Sois prof et tais-toi !

lundi 3 juin 2019
par  Sud éducation 66

Nicolas Pierre

La répression gouvernementale, les intimidations et les menaces de sanction contre les personnels s’amplifient et se généralisent.
Alors que le ministre Blanquer a fait adopter par l’Assemblée Nationale puis le Sénat sa loi pour une école de la confiance, en même temps, une répression de la contestation des réformes Blanquer sévit sur tout le territoire. Le gouvernement n’hésite pas à utiliser sa police pour s’attaquer physiquement aux enseignant·e·s en lutte alors qu’ils et elles participent à des actions et des manifestations de personnels de l’éducation mais aussi au mouvement des gilets jaunes ou à la sensibilisation de l’urgence sociale et climatique.
Petit tour de France de l’arsenal mis en place : convocations, pressions, mutations, mesures d’intimidation contre les personnels qui s’expriment contre sa politique, répression syndicale.
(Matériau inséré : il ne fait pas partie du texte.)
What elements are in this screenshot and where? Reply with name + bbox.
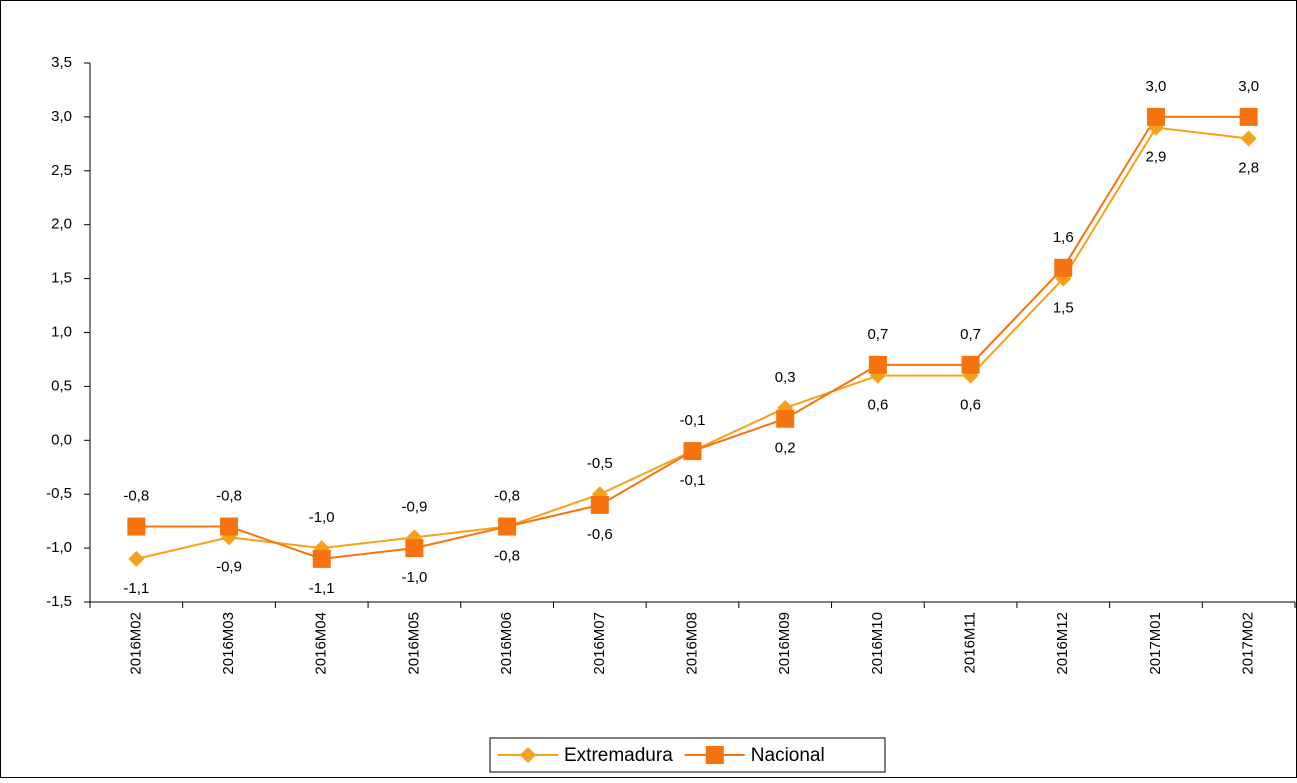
data-point — [312, 549, 331, 568]
data-label: -0,8 — [216, 488, 242, 505]
x-tick-label: 2017M02 — [1240, 612, 1257, 675]
data-point — [405, 539, 424, 558]
y-tick-label: -1,0 — [46, 539, 72, 556]
data-label: -0,8 — [494, 488, 520, 505]
data-point — [1146, 107, 1165, 126]
x-tick-label: 2016M12 — [1054, 612, 1071, 675]
data-label: 0,3 — [775, 369, 796, 386]
data-point — [776, 409, 795, 428]
data-label: 0,7 — [867, 326, 888, 343]
data-label: 2,9 — [1146, 149, 1167, 166]
data-label: 0,6 — [960, 397, 981, 414]
data-label: -0,8 — [494, 548, 520, 565]
legend-marker — [520, 747, 536, 763]
data-label: 1,6 — [1053, 229, 1074, 246]
data-point — [220, 517, 239, 536]
y-tick-label: 3,0 — [51, 108, 72, 125]
data-point — [961, 355, 980, 374]
x-tick-label: 2016M08 — [683, 612, 700, 675]
x-tick-label: 2016M10 — [869, 612, 886, 675]
data-point — [590, 495, 609, 514]
y-tick-label: 3,5 — [51, 54, 72, 71]
data-label: 0,7 — [960, 326, 981, 343]
data-point — [1239, 107, 1258, 126]
data-label: -0,6 — [587, 526, 613, 543]
data-label: 3,0 — [1238, 78, 1259, 95]
x-tick-label: 2016M03 — [220, 612, 237, 675]
data-label: -0,5 — [587, 455, 613, 472]
legend-label: Nacional — [751, 745, 825, 766]
data-label: -0,8 — [123, 488, 149, 505]
data-point — [128, 550, 145, 567]
data-label: 0,2 — [775, 440, 796, 457]
x-tick-label: 2016M02 — [127, 612, 144, 675]
data-point — [498, 517, 517, 536]
legend: Extremadura Nacional — [489, 737, 886, 773]
y-tick-label: 0,0 — [51, 431, 72, 448]
data-point — [868, 355, 887, 374]
data-point — [1240, 130, 1257, 147]
x-tick-label: 2016M06 — [498, 612, 515, 675]
data-label: 1,5 — [1053, 300, 1074, 317]
x-tick-label: 2017M01 — [1147, 612, 1164, 675]
y-tick-label: -0,5 — [46, 485, 72, 502]
x-tick-label: 2016M07 — [591, 612, 608, 675]
data-point — [683, 442, 702, 461]
x-tick-label: 2016M05 — [405, 612, 422, 675]
data-label: -0,1 — [680, 412, 706, 429]
x-tick-label: 2016M04 — [313, 612, 330, 675]
y-tick-label: -1,5 — [46, 593, 72, 610]
y-tick-label: 1,5 — [51, 270, 72, 287]
data-label: -0,9 — [401, 498, 427, 515]
legend-marker — [705, 746, 724, 764]
y-tick-label: 2,0 — [51, 216, 72, 233]
data-label: -1,1 — [309, 580, 335, 597]
y-tick-label: 0,5 — [51, 377, 72, 394]
y-tick-label: 1,0 — [51, 323, 72, 340]
legend-label: Extremadura — [564, 745, 673, 766]
x-tick-label: 2016M09 — [776, 612, 793, 675]
data-label: -1,1 — [123, 580, 149, 597]
data-label: -0,1 — [680, 472, 706, 489]
data-label: -1,0 — [309, 509, 335, 526]
data-label: 2,8 — [1238, 159, 1259, 176]
data-label: 3,0 — [1146, 78, 1167, 95]
x-tick-label: 2016M11 — [962, 612, 979, 673]
data-point — [1054, 258, 1073, 277]
y-tick-label: 2,5 — [51, 162, 72, 179]
data-label: 0,6 — [867, 397, 888, 414]
data-point — [127, 517, 146, 536]
data-label: -1,0 — [401, 569, 427, 586]
data-label: -0,9 — [216, 558, 242, 575]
Bobigny (93) : quatre collègues en collège sont menacés de sanctions et de mutations forcées alors que leur dossier administratif censé contenir toutes les pièces des faits reprochés est vide. Leur point commun : être syndiqués et très impliqués dans la vie de ce collège, bastion syndical toujours en pointe des mouvements sociaux dans le département de la Seine-Saint-Denis.

Villefranche/Saône (69) : une professeure est passée au tribunal. Ce qui lui est reproché ? Une action non violente et médiatique au sein du collectif Alternatiba. En effet, elle est allée avec d’autres décrocher le portrait de Macron dans la salle des mariages d’une commune de l’Ain pour sensibiliser sur la gravité de l’urgence climatique. Le portrait ne sera rendu que lorsque des actions concrètes seront mises en œuvre pour la sauvegarde de la planète et des générations futures.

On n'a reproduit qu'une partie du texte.